In the past two weeks I was in Finland, thinking: ‘When the snow doesn’t come to me, I will go to the snow instead!’ That wasn’t the main reason though. I needed to travel to Finland as a speaker at the International Winter Cycling Congress 2020 which was held in Joensuu, the capital of North Karelia. This city, a 450 kilometre long train ride from Helsinki (where there was no snow), was an excellent location to brush up my skills for cycling in the snow. I will make a post and a video of the conference days and the pre-conference meeting with cycle tour in Helsinki, but since I only got back last Sunday I had no time to do that yet.
To give you an appetizer I did make two videos of the ride from my apartment to the venue where the Winter Cycling Congress was held. Since there are fans of the 360 videos and people who rather see ordinary videos, I made a video for each of those groups. They are two different rides on two different times and locations.
My ride in Joensu as a 360 video.
The same ride (on a different day and time) as an ordinary video.
16 thoughts on “Cycling in the Finnish snow”
Ah so beautiful and peaceful. One thing I miss from North America is those precious quiet periods after it has snowed 🙂
Am feeling cold:) Mark
Which camera do use to shoot 360* films
I wrote a post about that camera: here it is.
Great stuff! I did a Winter in Norway and found it’s dependent on the volumes of traffic. Country towns don’t have enough people to compact the snow to polished hard ice, but Oslo itself was sheer murder.
Thank you for this post. Best town for biking in Finland is Oulu! Here is one of my winter biking posts:
Winter biking 3
Have a good day!
Thank you for sharing your video.
Viewed this with my hands in an ice bucket to get the full effect. Only joking, but i guess the temperature was well below 0 deg C?
Mostly around minus 7 degrees, yes.
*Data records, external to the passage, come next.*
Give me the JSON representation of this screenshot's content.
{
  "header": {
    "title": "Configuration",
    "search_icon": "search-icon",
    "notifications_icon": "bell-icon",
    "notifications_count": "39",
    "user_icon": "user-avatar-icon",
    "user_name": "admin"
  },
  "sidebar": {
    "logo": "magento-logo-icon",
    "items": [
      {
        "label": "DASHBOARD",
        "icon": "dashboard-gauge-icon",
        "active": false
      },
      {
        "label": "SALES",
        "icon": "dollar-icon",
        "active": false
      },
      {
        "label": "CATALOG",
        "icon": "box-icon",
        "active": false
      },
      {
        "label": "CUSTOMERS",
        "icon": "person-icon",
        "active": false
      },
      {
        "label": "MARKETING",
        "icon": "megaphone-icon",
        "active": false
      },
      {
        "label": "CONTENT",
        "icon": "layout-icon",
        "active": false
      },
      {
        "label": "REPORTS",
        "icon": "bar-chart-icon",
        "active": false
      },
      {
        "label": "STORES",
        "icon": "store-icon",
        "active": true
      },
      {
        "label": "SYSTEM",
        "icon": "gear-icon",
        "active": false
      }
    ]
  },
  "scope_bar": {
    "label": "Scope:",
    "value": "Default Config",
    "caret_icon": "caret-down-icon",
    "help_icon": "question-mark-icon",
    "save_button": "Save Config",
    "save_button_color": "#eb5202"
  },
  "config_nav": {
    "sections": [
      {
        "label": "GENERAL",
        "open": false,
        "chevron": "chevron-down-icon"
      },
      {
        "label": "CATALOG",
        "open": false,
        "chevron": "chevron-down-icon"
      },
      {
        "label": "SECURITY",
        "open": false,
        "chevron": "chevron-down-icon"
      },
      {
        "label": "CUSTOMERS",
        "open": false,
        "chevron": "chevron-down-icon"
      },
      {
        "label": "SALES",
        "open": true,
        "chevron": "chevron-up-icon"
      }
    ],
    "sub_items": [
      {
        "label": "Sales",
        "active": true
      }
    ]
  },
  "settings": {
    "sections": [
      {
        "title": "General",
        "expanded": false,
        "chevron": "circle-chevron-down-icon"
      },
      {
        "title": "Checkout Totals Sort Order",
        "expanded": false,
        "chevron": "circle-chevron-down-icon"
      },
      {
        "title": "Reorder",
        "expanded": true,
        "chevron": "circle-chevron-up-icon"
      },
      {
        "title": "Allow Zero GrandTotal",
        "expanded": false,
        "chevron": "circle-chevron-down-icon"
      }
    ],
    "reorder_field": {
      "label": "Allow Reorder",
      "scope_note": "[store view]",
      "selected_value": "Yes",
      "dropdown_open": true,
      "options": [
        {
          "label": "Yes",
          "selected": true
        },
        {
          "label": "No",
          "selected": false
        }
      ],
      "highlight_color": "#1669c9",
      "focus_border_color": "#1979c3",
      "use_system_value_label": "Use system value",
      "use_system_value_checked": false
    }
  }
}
I will get into that more in the next post about the Winter Cycling Congress.
It looks like a beautiful town, with beautiful riding conditions in your pictures and video.
Those look like very good studded tires. The first ones I bought, and the best ones I’ve owned, were made in Finland by Nokia.
Although I rode through 20 winters in Canada without studded tires, I wouldn’t choose to be without them now that I know how well they work. In my area there are many thaws and many re-freezes each winter, so there are many patches of ice and sometimes in surprising places. However, they do cause extra rolling resistance so they make biking a little slower. In winter especially, that’s OK with me.
I noticed some extra resistance, but even snow alone already causes that. I think the extra resistance from the studs isn’t too bad. I agree that the advantages they offer outweigh that small disadvantage. In the Dutch situation that would be different. We have too few snow days.
Very interesting. I almost never cycle in ice or snow, but now, after reading your comment, I would not have believed that snow tyres would help, but now I am a believer.
The “small metal spikes” on the tyre are called “studs” in English.
I know these bicycle tyres from my time in Oslo, Norway, where I lived for almost 3 years.
I can buy these tyres in my home town here in The Netherlands too. These tyres are expensive. But, oddly enough, not more expensive in The Netherlands than they are/were in Oslo.
There is no use for these tyres in The Netherlands. With possible 2 exceptions. One, cycling on frozen lakes/channels. Two, cycling on heavily snowed on roads in the hills in the east or South (Limburg). Meaning, in practice they are never needed in The Netherlands.
PS These tyres are less comfortable to ride with on clear asphalt.
I know they are, I just felt the need to describe the tyres here, not use that word. I did cycle on totally cleaned areas with them. Noisy, but not impossible.